Heh. Sincerely, I play videogames because of the audiovisual experience they provide. I go for games that please my eyes and ears (and in that sense I don't mean just raw audio and video quality, but also the story both these mediums provide). Good to excelent gameplay is, no doubt about it, a must. Good, excelent gameplay can, was, and most doubtlessly will be provided by any kind of controller.
To me, what matters the most is which console will provide me with the best audiovisual experiences.
When I want to do something that gives me the best physical experiences, I go play soccer, I go play tennis, I go swimming.
So really, what really matters to me is that the console I have accomplish its objective as an audiovisual entertainment system.
Wii tries and takes gaming to a new level, to a certain extent. It tries and "changes gaming from just an audiovisual experience", something that many peripheral hardware for many consoles and other computer systems have actually already done, many, many times. But still, it is an audiovisual entertainment system. Unless it provides audiovisual experience as good as PS3, I really see no reason to having it.

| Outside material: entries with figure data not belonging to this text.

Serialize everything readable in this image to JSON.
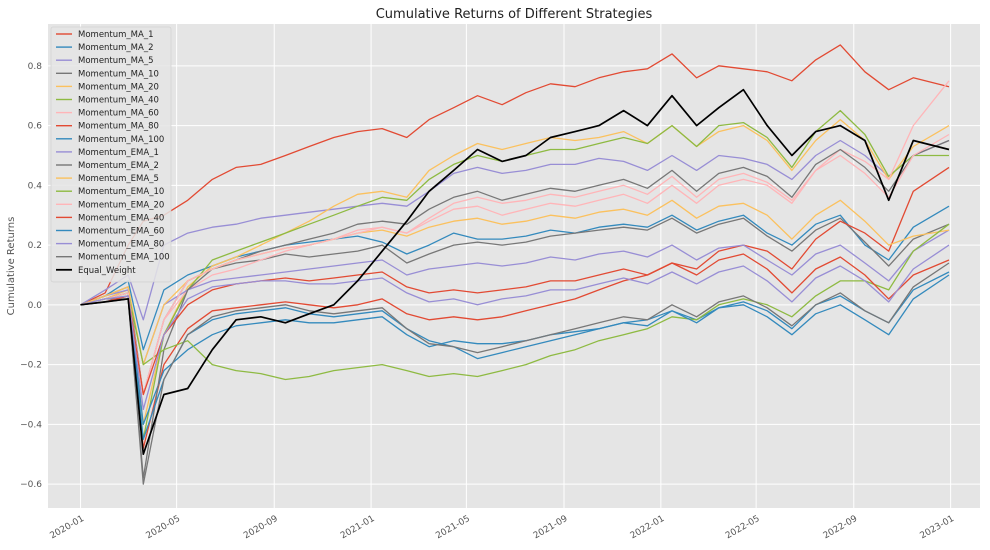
{
  "chart_data": {
    "type": "line",
    "title": "Cumulative Returns of Different Strategies",
    "xlabel": "",
    "ylabel": "Cumulative Returns",
    "xlim": [
      "2019-11-21",
      "2023-02-07"
    ],
    "ylim": [
      -0.68,
      0.94
    ],
    "grid": true,
    "legend_position": "top-left",
    "x_ticks": [
      "2020-01",
      "2020-05",
      "2020-09",
      "2021-01",
      "2021-05",
      "2021-09",
      "2022-01",
      "2022-05",
      "2022-09",
      "2023-01"
    ],
    "y_ticks": [
      -0.6,
      -0.4,
      -0.2,
      0.0,
      0.2,
      0.4,
      0.6,
      0.8
    ],
    "x_tick_labels": [
      "2020-01",
      "2020-05",
      "2020-09",
      "2021-01",
      "2021-05",
      "2021-09",
      "2022-01",
      "2022-05",
      "2022-09",
      "2023-01"
    ],
    "y_tick_labels": [
      "−0.6",
      "−0.4",
      "−0.2",
      "0.0",
      "0.2",
      "0.4",
      "0.6",
      "0.8"
    ],
    "x": [
      "2020-01-01",
      "2020-02-01",
      "2020-03-01",
      "2020-03-20",
      "2020-04-15",
      "2020-05-15",
      "2020-06-15",
      "2020-07-15",
      "2020-08-15",
      "2020-09-15",
      "2020-10-15",
      "2020-11-15",
      "2020-12-15",
      "2021-01-15",
      "2021-02-15",
      "2021-03-15",
      "2021-04-15",
      "2021-05-15",
      "2021-06-15",
      "2021-07-15",
      "2021-08-15",
      "2021-09-15",
      "2021-10-15",
      "2021-11-15",
      "2021-12-15",
      "2022-01-15",
      "2022-02-15",
      "2022-03-15",
      "2022-04-15",
      "2022-05-15",
      "2022-06-15",
      "2022-07-15",
      "2022-08-15",
      "2022-09-15",
      "2022-10-15",
      "2022-11-15",
      "2022-12-30"
    ],
    "series": [
      {
        "name": "Momentum_MA_1",
        "color": "#E24A33",
        "values": [
          0.0,
          0.04,
          0.2,
          0.28,
          0.3,
          0.35,
          0.42,
          0.46,
          0.47,
          0.5,
          0.53,
          0.56,
          0.58,
          0.59,
          0.56,
          0.62,
          0.66,
          0.7,
          0.67,
          0.71,
          0.74,
          0.73,
          0.76,
          0.78,
          0.79,
          0.84,
          0.76,
          0.8,
          0.79,
          0.78,
          0.75,
          0.82,
          0.87,
          0.78,
          0.72,
          0.76,
          0.73
        ]
      },
      {
        "name": "Momentum_MA_2",
        "color": "#348ABD",
        "values": [
          0.0,
          0.03,
          0.08,
          -0.15,
          0.05,
          0.1,
          0.13,
          0.16,
          0.18,
          0.2,
          0.21,
          0.22,
          0.23,
          0.21,
          0.17,
          0.2,
          0.24,
          0.22,
          0.22,
          0.23,
          0.25,
          0.24,
          0.26,
          0.27,
          0.26,
          0.3,
          0.25,
          0.28,
          0.3,
          0.24,
          0.2,
          0.27,
          0.3,
          0.2,
          0.15,
          0.26,
          0.33
        ]
      },
      {
        "name": "Momentum_MA_5",
        "color": "#988ED5",
        "values": [
          0.0,
          0.05,
          0.1,
          -0.05,
          0.2,
          0.24,
          0.26,
          0.27,
          0.29,
          0.3,
          0.31,
          0.32,
          0.33,
          0.34,
          0.33,
          0.38,
          0.44,
          0.46,
          0.44,
          0.45,
          0.47,
          0.47,
          0.49,
          0.48,
          0.45,
          0.5,
          0.45,
          0.5,
          0.49,
          0.47,
          0.42,
          0.5,
          0.55,
          0.5,
          0.43,
          0.5,
          0.55
        ]
      },
      {
        "name": "Momentum_MA_10",
        "color": "#777777",
        "values": [
          0.0,
          0.03,
          0.06,
          -0.3,
          -0.05,
          0.08,
          0.12,
          0.14,
          0.15,
          0.17,
          0.16,
          0.17,
          0.18,
          0.2,
          0.14,
          0.17,
          0.2,
          0.21,
          0.2,
          0.21,
          0.23,
          0.24,
          0.25,
          0.26,
          0.25,
          0.29,
          0.24,
          0.27,
          0.29,
          0.23,
          0.18,
          0.25,
          0.29,
          0.21,
          0.13,
          0.22,
          0.27
        ]
      },
      {
        "name": "Momentum_MA_20",
        "color": "#FBC15E",
        "values": [
          0.0,
          0.02,
          0.05,
          -0.4,
          -0.1,
          0.06,
          0.13,
          0.16,
          0.2,
          0.24,
          0.28,
          0.33,
          0.37,
          0.38,
          0.36,
          0.45,
          0.5,
          0.54,
          0.52,
          0.54,
          0.56,
          0.55,
          0.56,
          0.58,
          0.54,
          0.6,
          0.53,
          0.58,
          0.6,
          0.55,
          0.45,
          0.55,
          0.62,
          0.55,
          0.42,
          0.53,
          0.6
        ]
      },
      {
        "name": "Momentum_MA_40",
        "color": "#8EBA42",
        "values": [
          0.0,
          0.02,
          0.04,
          -0.45,
          -0.1,
          0.05,
          0.15,
          0.18,
          0.21,
          0.24,
          0.27,
          0.3,
          0.33,
          0.36,
          0.35,
          0.42,
          0.47,
          0.5,
          0.48,
          0.5,
          0.52,
          0.52,
          0.54,
          0.56,
          0.54,
          0.6,
          0.53,
          0.6,
          0.61,
          0.56,
          0.46,
          0.58,
          0.65,
          0.57,
          0.43,
          0.5,
          0.5
        ]
      },
      {
        "name": "Momentum_MA_60",
        "color": "#FFB5B8",
        "values": [
          0.0,
          0.02,
          0.03,
          -0.3,
          -0.05,
          0.05,
          0.1,
          0.12,
          0.15,
          0.18,
          0.2,
          0.22,
          0.25,
          0.26,
          0.24,
          0.28,
          0.32,
          0.33,
          0.3,
          0.32,
          0.34,
          0.33,
          0.35,
          0.37,
          0.34,
          0.4,
          0.34,
          0.4,
          0.42,
          0.4,
          0.34,
          0.45,
          0.52,
          0.48,
          0.42,
          0.6,
          0.75
        ]
      },
      {
        "name": "Momentum_MA_80",
        "color": "#E24A33",
        "values": [
          0.0,
          0.01,
          0.02,
          -0.48,
          -0.2,
          -0.08,
          -0.02,
          -0.01,
          0.0,
          0.01,
          0.0,
          -0.01,
          0.0,
          0.02,
          -0.03,
          -0.05,
          -0.04,
          -0.05,
          -0.04,
          -0.02,
          0.0,
          0.02,
          0.05,
          0.08,
          0.1,
          0.14,
          0.12,
          0.18,
          0.2,
          0.18,
          0.12,
          0.22,
          0.28,
          0.24,
          0.18,
          0.38,
          0.46
        ]
      },
      {
        "name": "Momentum_MA_100",
        "color": "#348ABD",
        "values": [
          0.0,
          0.01,
          0.03,
          -0.4,
          -0.22,
          -0.15,
          -0.1,
          -0.07,
          -0.06,
          -0.05,
          -0.06,
          -0.06,
          -0.05,
          -0.04,
          -0.1,
          -0.14,
          -0.12,
          -0.13,
          -0.13,
          -0.12,
          -0.1,
          -0.09,
          -0.08,
          -0.06,
          -0.05,
          -0.02,
          -0.05,
          -0.01,
          0.01,
          -0.02,
          -0.08,
          0.0,
          0.03,
          -0.02,
          -0.06,
          0.05,
          0.11
        ]
      },
      {
        "name": "Momentum_EMA_1",
        "color": "#988ED5",
        "values": [
          0.0,
          0.03,
          0.05,
          -0.2,
          0.0,
          0.05,
          0.08,
          0.09,
          0.1,
          0.11,
          0.12,
          0.13,
          0.14,
          0.15,
          0.1,
          0.12,
          0.13,
          0.14,
          0.13,
          0.14,
          0.16,
          0.15,
          0.17,
          0.18,
          0.16,
          0.2,
          0.15,
          0.19,
          0.2,
          0.15,
          0.1,
          0.17,
          0.2,
          0.14,
          0.08,
          0.18,
          0.25
        ]
      },
      {
        "name": "Momentum_EMA_2",
        "color": "#777777",
        "values": [
          0.0,
          0.02,
          0.02,
          -0.58,
          -0.15,
          0.05,
          0.12,
          0.15,
          0.18,
          0.2,
          0.22,
          0.24,
          0.27,
          0.28,
          0.27,
          0.32,
          0.36,
          0.38,
          0.35,
          0.37,
          0.39,
          0.38,
          0.4,
          0.42,
          0.39,
          0.45,
          0.38,
          0.44,
          0.46,
          0.43,
          0.36,
          0.47,
          0.52,
          0.46,
          0.38,
          0.5,
          0.55
        ]
      },
      {
        "name": "Momentum_EMA_5",
        "color": "#FBC15E",
        "values": [
          0.0,
          0.03,
          0.06,
          -0.2,
          0.0,
          0.08,
          0.12,
          0.15,
          0.17,
          0.19,
          0.2,
          0.22,
          0.24,
          0.25,
          0.23,
          0.26,
          0.28,
          0.29,
          0.27,
          0.28,
          0.3,
          0.29,
          0.31,
          0.32,
          0.3,
          0.35,
          0.29,
          0.33,
          0.34,
          0.3,
          0.22,
          0.3,
          0.35,
          0.28,
          0.2,
          0.23,
          0.25
        ]
      },
      {
        "name": "Momentum_EMA_10",
        "color": "#8EBA42",
        "values": [
          0.0,
          0.02,
          0.04,
          -0.2,
          -0.15,
          -0.12,
          -0.2,
          -0.22,
          -0.23,
          -0.25,
          -0.24,
          -0.22,
          -0.21,
          -0.2,
          -0.22,
          -0.24,
          -0.23,
          -0.24,
          -0.22,
          -0.2,
          -0.17,
          -0.15,
          -0.12,
          -0.1,
          -0.08,
          -0.04,
          -0.05,
          0.0,
          0.02,
          0.0,
          -0.04,
          0.03,
          0.08,
          0.08,
          0.05,
          0.18,
          0.27
        ]
      },
      {
        "name": "Momentum_EMA_20",
        "color": "#FFB5B8",
        "values": [
          0.0,
          0.02,
          0.04,
          -0.3,
          -0.05,
          0.08,
          0.12,
          0.15,
          0.17,
          0.19,
          0.2,
          0.22,
          0.24,
          0.26,
          0.24,
          0.29,
          0.34,
          0.36,
          0.34,
          0.35,
          0.37,
          0.36,
          0.38,
          0.4,
          0.37,
          0.43,
          0.36,
          0.42,
          0.44,
          0.41,
          0.35,
          0.45,
          0.5,
          0.44,
          0.36,
          0.5,
          0.57
        ]
      },
      {
        "name": "Momentum_EMA_40",
        "color": "#E24A33",
        "values": [
          0.0,
          0.01,
          0.03,
          -0.3,
          -0.1,
          0.0,
          0.05,
          0.07,
          0.08,
          0.09,
          0.08,
          0.09,
          0.1,
          0.11,
          0.06,
          0.04,
          0.05,
          0.04,
          0.05,
          0.06,
          0.08,
          0.08,
          0.1,
          0.12,
          0.1,
          0.14,
          0.1,
          0.15,
          0.17,
          0.12,
          0.04,
          0.12,
          0.16,
          0.1,
          0.02,
          0.1,
          0.15
        ]
      },
      {
        "name": "Momentum_EMA_60",
        "color": "#348ABD",
        "values": [
          0.0,
          0.01,
          0.02,
          -0.45,
          -0.25,
          -0.1,
          -0.05,
          -0.03,
          -0.02,
          -0.01,
          -0.03,
          -0.04,
          -0.03,
          -0.02,
          -0.08,
          -0.12,
          -0.14,
          -0.18,
          -0.16,
          -0.14,
          -0.12,
          -0.1,
          -0.08,
          -0.06,
          -0.07,
          -0.02,
          -0.06,
          -0.01,
          0.0,
          -0.04,
          -0.1,
          -0.03,
          0.0,
          -0.05,
          -0.1,
          0.02,
          0.1
        ]
      },
      {
        "name": "Momentum_EMA_80",
        "color": "#988ED5",
        "values": [
          0.0,
          0.02,
          0.03,
          -0.35,
          -0.1,
          0.02,
          0.06,
          0.07,
          0.08,
          0.08,
          0.07,
          0.07,
          0.08,
          0.09,
          0.04,
          0.01,
          0.02,
          0.0,
          0.02,
          0.03,
          0.05,
          0.05,
          0.07,
          0.09,
          0.07,
          0.11,
          0.07,
          0.11,
          0.13,
          0.08,
          0.01,
          0.09,
          0.13,
          0.08,
          0.01,
          0.12,
          0.2
        ]
      },
      {
        "name": "Momentum_EMA_100",
        "color": "#777777",
        "values": [
          0.0,
          0.01,
          0.02,
          -0.6,
          -0.25,
          -0.1,
          -0.04,
          -0.02,
          -0.01,
          0.0,
          -0.02,
          -0.03,
          -0.02,
          -0.01,
          -0.08,
          -0.13,
          -0.14,
          -0.16,
          -0.14,
          -0.12,
          -0.1,
          -0.08,
          -0.06,
          -0.04,
          -0.05,
          0.0,
          -0.04,
          0.01,
          0.03,
          -0.01,
          -0.07,
          0.0,
          0.04,
          -0.02,
          -0.06,
          0.06,
          0.14
        ]
      },
      {
        "name": "Equal_Weight",
        "color": "#000000",
        "values": [
          0.0,
          0.01,
          0.02,
          -0.5,
          -0.3,
          -0.28,
          -0.15,
          -0.05,
          -0.04,
          -0.06,
          -0.03,
          0.0,
          0.08,
          0.18,
          0.28,
          0.38,
          0.45,
          0.52,
          0.48,
          0.5,
          0.56,
          0.58,
          0.6,
          0.65,
          0.6,
          0.7,
          0.6,
          0.66,
          0.72,
          0.6,
          0.5,
          0.58,
          0.6,
          0.55,
          0.35,
          0.55,
          0.52
        ]
      }
    ]
  }
}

What I see is: Unless Wii has a game library at least nearly as good as PS3, it should fade out sooner or later. People buy it like potato chips because it's cheap, it's innovative, why not have a little white thingy that plays stuff which when I swing the remote controller a little big-headed thingy on the screen swings something as well for just $250?
But unless it keeps people interested, and for that they will need a nice library, they should be screwed. I mean, they are helping to bring more consumers into the gaming industry, but unless these people are kept interested their strategy should end up backfiring. I mean, you start liking videogames, but then the system that put you into it simply stops providing you the fun it once did, so you would logically move to something that would.
And well, as things seem to be, the audiovisual standpoint ends up being the number one factor of gaming. There have always been dozens of more-than-usual interactive options in gaming industry, but they always end up dying in the hands of games with higher audiovisual quality (not to forget that's not just raw audio and graphics power, but their ability to deliver a good, fun story as a medium).
It's freaking way to soon to say which console is going to be the most successful. But indeed, if we only consider the head start, Wii pretty much fucked PS3 and X360 nicely.